C'est donc bien à un niveau que l'on peut qualifier de « globalisant » qu'il convient de saisir les choses pour éclairer utilement nombre des lancinantes questions contemporaines. Qu'il s'agisse de penser les formes à venir de l'Europe, d'analyser les transformations de la démocratie à l'âge de la mondialisation, d'appréhender le destin de la forme nation, de saisir les mutations de l'État-providence, d'évaluer les conditions de la prise en compte du long terme dans des sociétés soumises à la dictature du présent, c'est toujours à cette question- clef du politique que reviennent nos perplexités et nos inquiétudes d'aujourd'hui.

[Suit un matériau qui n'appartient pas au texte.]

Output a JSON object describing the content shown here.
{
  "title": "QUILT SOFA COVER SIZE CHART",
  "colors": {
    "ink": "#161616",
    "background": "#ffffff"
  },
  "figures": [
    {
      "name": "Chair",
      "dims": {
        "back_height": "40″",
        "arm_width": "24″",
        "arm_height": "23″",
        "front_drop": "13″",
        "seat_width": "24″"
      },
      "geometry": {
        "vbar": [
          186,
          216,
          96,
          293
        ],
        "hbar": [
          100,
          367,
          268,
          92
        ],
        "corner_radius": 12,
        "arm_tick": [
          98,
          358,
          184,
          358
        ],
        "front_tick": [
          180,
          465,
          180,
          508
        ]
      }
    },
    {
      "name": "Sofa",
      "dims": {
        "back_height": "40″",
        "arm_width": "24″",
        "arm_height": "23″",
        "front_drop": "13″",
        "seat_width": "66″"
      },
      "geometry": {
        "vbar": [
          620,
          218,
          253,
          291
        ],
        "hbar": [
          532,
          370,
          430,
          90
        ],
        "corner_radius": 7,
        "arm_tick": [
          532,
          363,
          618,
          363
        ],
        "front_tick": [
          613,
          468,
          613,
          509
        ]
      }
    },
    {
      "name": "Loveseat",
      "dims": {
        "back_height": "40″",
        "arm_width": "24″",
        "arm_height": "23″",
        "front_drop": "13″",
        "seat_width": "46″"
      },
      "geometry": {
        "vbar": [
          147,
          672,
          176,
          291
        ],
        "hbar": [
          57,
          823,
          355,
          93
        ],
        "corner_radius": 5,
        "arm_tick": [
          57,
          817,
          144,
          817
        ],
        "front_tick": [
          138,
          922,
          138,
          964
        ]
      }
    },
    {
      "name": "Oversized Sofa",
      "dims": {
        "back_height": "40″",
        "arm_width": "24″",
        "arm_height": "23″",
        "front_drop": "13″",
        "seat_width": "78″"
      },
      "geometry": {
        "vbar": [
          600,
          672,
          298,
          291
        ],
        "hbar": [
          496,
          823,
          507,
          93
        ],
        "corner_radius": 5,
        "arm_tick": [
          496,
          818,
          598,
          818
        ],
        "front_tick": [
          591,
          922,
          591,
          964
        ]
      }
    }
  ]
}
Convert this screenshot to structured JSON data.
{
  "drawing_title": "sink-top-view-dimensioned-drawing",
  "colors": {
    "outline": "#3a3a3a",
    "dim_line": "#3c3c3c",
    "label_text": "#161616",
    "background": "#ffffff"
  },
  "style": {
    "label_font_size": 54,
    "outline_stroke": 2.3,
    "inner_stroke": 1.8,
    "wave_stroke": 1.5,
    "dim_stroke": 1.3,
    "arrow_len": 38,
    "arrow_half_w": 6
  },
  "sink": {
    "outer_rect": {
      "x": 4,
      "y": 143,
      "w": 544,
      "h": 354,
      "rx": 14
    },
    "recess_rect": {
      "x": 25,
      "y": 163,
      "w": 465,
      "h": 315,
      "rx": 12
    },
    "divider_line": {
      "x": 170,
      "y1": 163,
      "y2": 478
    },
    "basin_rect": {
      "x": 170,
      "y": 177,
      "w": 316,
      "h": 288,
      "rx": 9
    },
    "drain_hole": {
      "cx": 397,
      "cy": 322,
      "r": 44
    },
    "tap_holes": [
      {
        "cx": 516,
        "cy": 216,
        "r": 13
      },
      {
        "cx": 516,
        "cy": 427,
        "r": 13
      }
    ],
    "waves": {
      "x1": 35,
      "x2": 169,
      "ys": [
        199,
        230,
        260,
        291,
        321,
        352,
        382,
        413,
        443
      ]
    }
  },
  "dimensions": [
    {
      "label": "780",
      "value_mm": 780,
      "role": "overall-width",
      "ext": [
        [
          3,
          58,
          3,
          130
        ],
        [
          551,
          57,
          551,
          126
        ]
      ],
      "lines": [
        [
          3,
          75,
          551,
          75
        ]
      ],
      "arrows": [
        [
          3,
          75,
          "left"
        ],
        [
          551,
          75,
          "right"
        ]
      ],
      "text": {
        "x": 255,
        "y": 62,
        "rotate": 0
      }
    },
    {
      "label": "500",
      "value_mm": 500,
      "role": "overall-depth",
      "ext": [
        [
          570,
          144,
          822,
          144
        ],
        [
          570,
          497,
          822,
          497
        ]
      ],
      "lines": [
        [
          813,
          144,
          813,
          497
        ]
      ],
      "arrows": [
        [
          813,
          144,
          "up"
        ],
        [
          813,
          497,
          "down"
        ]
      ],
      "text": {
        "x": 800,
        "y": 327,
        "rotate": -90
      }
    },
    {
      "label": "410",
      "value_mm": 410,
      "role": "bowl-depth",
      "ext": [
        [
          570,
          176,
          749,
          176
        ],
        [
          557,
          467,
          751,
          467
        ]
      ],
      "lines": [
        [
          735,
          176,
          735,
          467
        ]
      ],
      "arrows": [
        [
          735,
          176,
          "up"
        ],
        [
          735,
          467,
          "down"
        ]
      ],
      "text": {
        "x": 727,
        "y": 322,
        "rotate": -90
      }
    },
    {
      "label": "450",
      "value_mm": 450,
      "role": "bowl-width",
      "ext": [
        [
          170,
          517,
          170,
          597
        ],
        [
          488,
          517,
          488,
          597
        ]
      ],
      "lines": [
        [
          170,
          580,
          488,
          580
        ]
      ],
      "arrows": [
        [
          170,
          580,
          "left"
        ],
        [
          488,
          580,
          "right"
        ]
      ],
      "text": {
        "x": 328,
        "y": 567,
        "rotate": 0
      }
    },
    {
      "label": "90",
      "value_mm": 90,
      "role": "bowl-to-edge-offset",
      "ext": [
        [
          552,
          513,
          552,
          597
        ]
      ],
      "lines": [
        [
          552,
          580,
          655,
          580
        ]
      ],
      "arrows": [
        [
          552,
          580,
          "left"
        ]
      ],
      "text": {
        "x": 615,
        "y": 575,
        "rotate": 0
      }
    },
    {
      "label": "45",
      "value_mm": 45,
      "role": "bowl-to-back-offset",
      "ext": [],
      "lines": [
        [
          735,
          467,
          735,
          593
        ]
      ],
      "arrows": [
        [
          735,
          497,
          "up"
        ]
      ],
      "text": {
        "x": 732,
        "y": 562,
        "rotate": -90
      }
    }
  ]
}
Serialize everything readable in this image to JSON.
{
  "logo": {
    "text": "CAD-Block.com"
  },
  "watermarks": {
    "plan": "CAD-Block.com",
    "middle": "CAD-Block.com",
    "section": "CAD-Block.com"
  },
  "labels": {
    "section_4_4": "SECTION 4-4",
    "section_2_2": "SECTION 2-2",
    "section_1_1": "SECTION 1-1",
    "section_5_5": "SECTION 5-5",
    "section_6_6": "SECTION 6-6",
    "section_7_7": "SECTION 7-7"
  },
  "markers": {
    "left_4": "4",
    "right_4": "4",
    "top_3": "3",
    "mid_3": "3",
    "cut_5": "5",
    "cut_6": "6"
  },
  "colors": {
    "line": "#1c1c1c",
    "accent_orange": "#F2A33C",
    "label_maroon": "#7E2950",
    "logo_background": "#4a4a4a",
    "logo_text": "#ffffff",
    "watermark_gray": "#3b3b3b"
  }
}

En parlant substantivement du politique, je qualifie ainsi tant une modalité d'existence de la vie commune qu'une forme de l'action collective qui se distingue implicitement de l'exercice de la politique. Se référer au politique et non à la politique, c'est parler du pouvoir et de la loi, de l'État et de la nation, de l'égalité et de la justice, de l'identité et de la différence, de la citoyenneté et de la civilité, bref de tout ce qui constitue une cité au-delà du champ immédiat de la compétition partisane pour l'exercice du pouvoir, de l'action gouvernementale au jour le jour et de la vie ordinaire des institutions.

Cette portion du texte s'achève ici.